"To-day science herself is steadily approaching the magic boundaries of those realms which were once my familiar playground. Soon she can no longer ignore the actual, material existence of the 'astral plane' as it has been misnamed by investigators who only recognize it as a Psychical possibility.
"But I-in the flesh, I have known such adventures as only you in all the world would credit! There, ever changing, continually forming, are born the nuclei of events, conditions, inventions, ideas, which later 'break through' as it were and recreate this more stable world to which we are born. The inspiration of the poet, the philosopher, or the inventor, is no more than a flicker from that swifter, different vibration within our own.
"And those lands have their monsters-devils, even. The spirit can at times attune itself and in our world a prophet arises. But let him beware! They are wild realms which he glimpses, neither good nor bad, but alive with their own never-ceasing, half-aimless, half-purposeful activities. I know them as no other man save Andrew Power alone. Many times have I sought him there. Many times has his name come up in some such fantastic connection at it came to you. I have seen, as it were, the shadow of his thought sketched in the tangible phantasmagoria which surrounded me. But either he eludes me purposely, or he is dead, and only his mind endures as an invisible force. But if he still lives and we meet, he can make this stuff that I can't make; I can show him the way back to our own world; and after that the door will be open for all to pass!

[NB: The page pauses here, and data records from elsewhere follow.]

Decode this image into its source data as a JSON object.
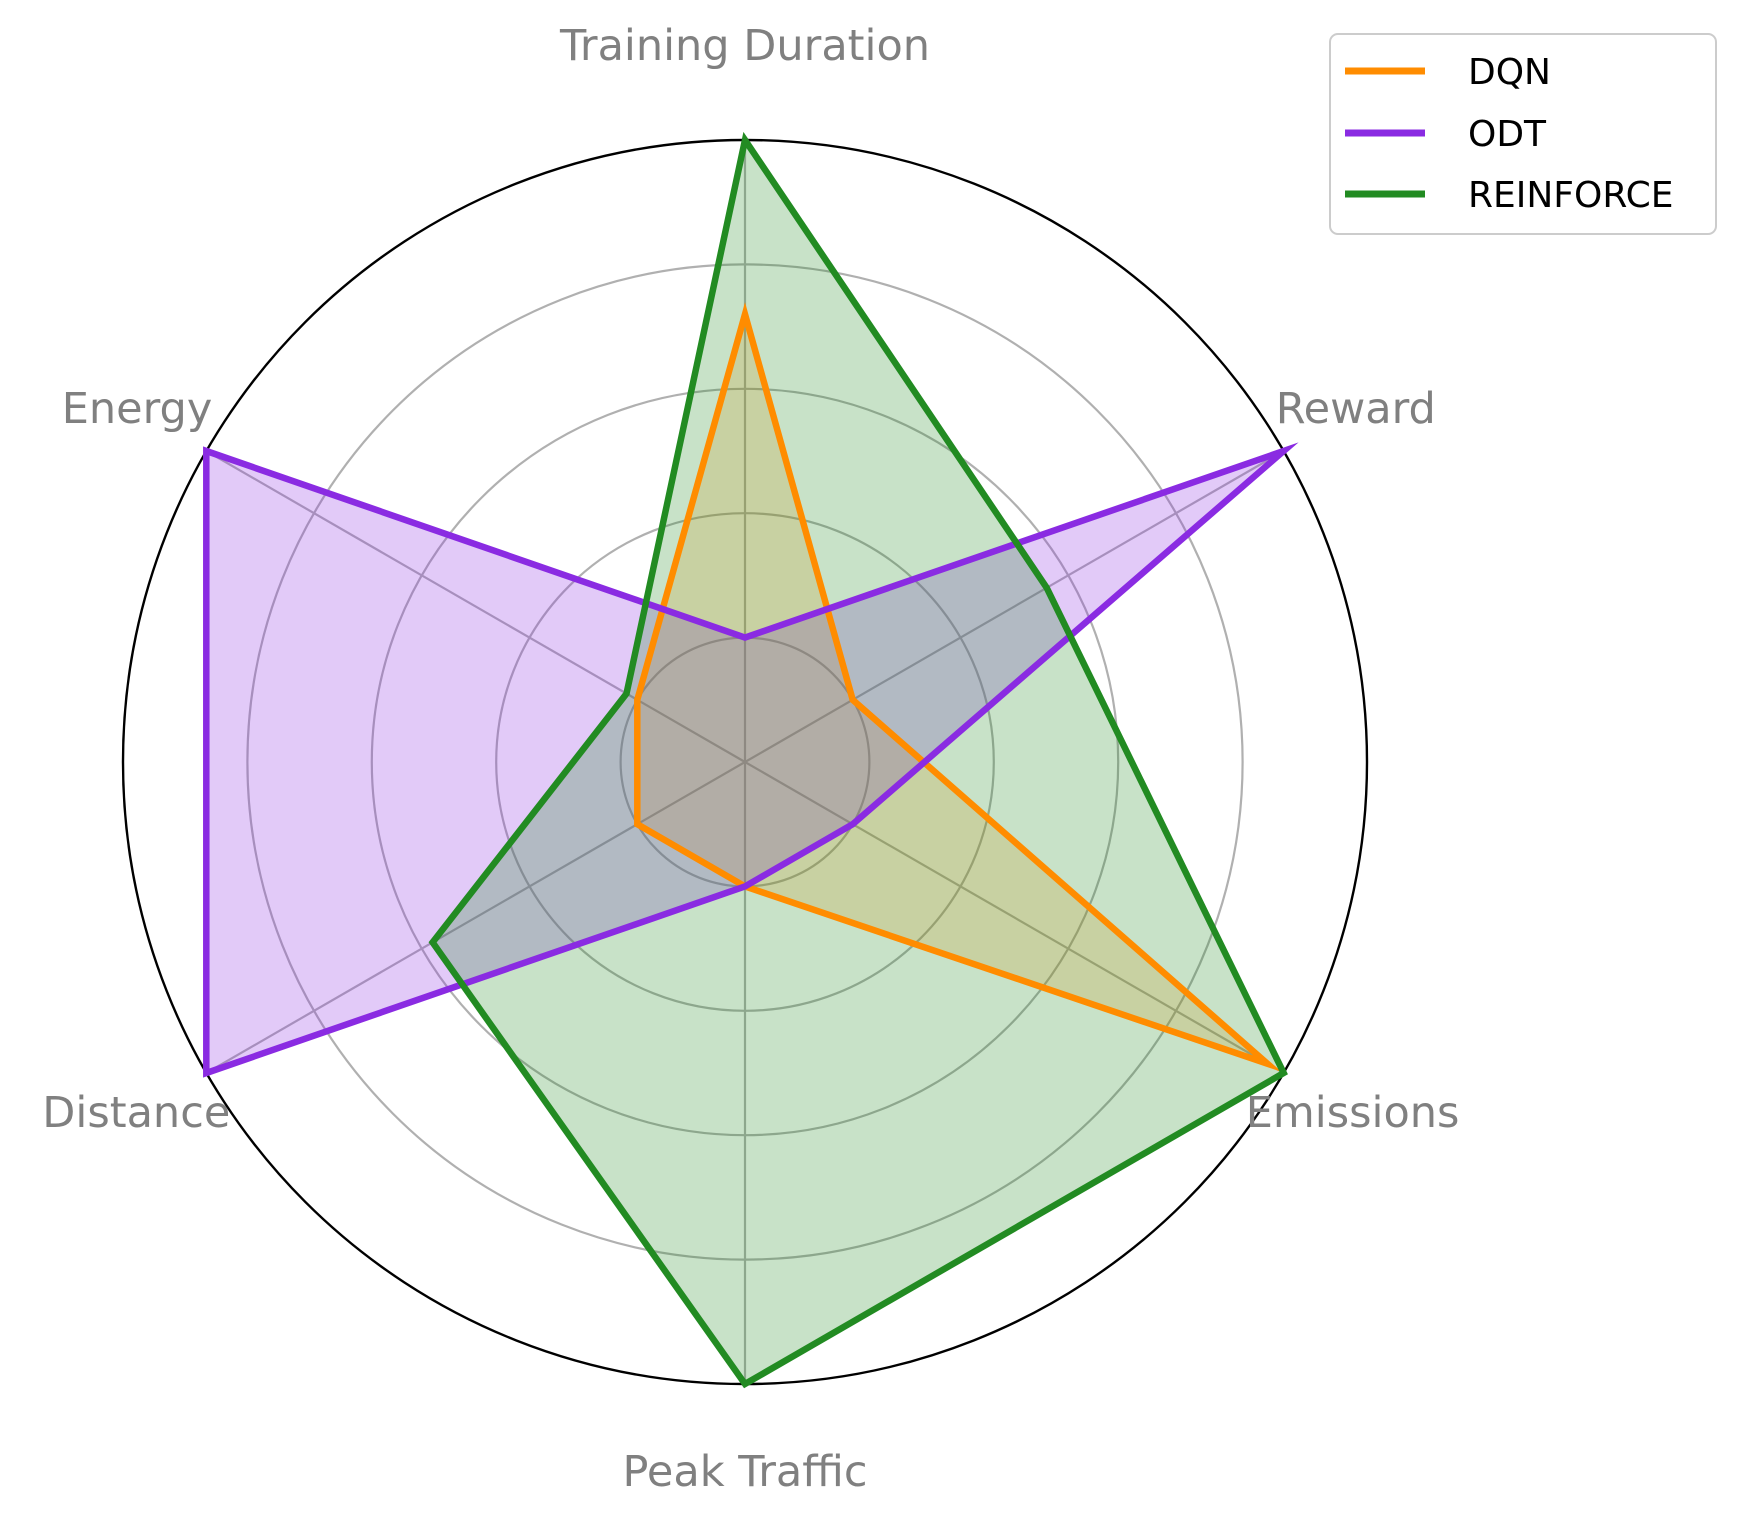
{
  "chart_data": {
    "type": "radar",
    "axes": [
      "Training Duration",
      "Reward",
      "Emissions",
      "Peak Traffic",
      "Distance",
      "Energy"
    ],
    "rlim": [
      0,
      1
    ],
    "grid_rings": [
      0.2,
      0.4,
      0.6,
      0.8
    ],
    "grid": true,
    "legend_position": "top-right",
    "series": [
      {
        "name": "DQN",
        "color": "#ff8c00",
        "fill_opacity": 0.2,
        "values": [
          0.72,
          0.2,
          0.97,
          0.2,
          0.2,
          0.2
        ]
      },
      {
        "name": "ODT",
        "color": "#8a2be2",
        "fill_opacity": 0.25,
        "values": [
          0.2,
          1.0,
          0.2,
          0.2,
          1.0,
          1.0
        ]
      },
      {
        "name": "REINFORCE",
        "color": "#228b22",
        "fill_opacity": 0.25,
        "values": [
          1.0,
          0.56,
          1.0,
          1.0,
          0.58,
          0.22
        ]
      }
    ]
  }
}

"Think of the discoveries that will be hastened-the miracles that may be wrought by knowledge acquired at first hand across that threshold! I could almost kill myself for sheer rage when I think how I wasted glorious opportunities in the pursuit of mere unprofitable adventure! Why, you yourselves brought back at least one idea-the idea of matter-destroying sound waves. Had it been Andrew Power or I, we would have searched those archives until we found the formula by which the Red Bell was made. We would have brought that back, instead of the bare and useless idea!"
"And a fine lot of good that would have been to the world!" exploded Trenmore. "I'd as soon give matches to a child and bid it go play in the nice powder mill, as turn loose the men of this world in that one we've come from, if all you say is true. This dust here I'll toss in the river, so no man shall go that road again. 'Tis not right nor decent, Mr. Scarboro, that one should so thrust oneself into the very workshop of the Almighty!"
By the gleam in Scarboro's eye hostilities threatened.
Drayton intervened. "Before we discuss the ultimate fate of the dust, Mr. Scarboro, won't you run over our own experience and explain a few little things? Now, in the first place you say that Andrew Power placed the powder on his tongue and disappeared! I am sure none of us even tried to taste the stuff."
"I said," corrected Scarboro, "that it must enter the system of a living creature! It is equally effective when breathed into the lungs. That is the way every one of you went. As to what you found, Ulithia is a place, or rather a condition, which is the one invariable prelude to every adventure I have had. Its phantasmagoria are well-nigh as fixed in their nature as what we please to call 'reality.' But of the character of its inhabitants or of the laws which govern its various phenomena, I can tell you but little.
"After living in this commonplace world of ours so many thousand centuries, mankind stands blank-faced before its greater mysteries. How can I, then, who have but one lifetime, and of that have spent but a small proportion in this other world, be expected to explain Ulithia? It is there. Every one present has seen it. We have seen its starry sky that is like our own sky; its sun that is not our sun; its moon that is a mystic gateway. While in our world the sun set once, you passed three days and two whole nights in Ulithia and the next inner world. Our astronomy is not theirs, however much it may resemble it in appearance. And we have all talked with Ulithia's ghostly, phantasmal inhabitants. Spirits? Demons? Elves? I do not know. That they are more familiar with our nature than we with theirs is certain. In Ulithia they recognize our alien passing. As the whim pleases them, they speed or hinder us. But, just as happened to all of you, one always does finally pass through there.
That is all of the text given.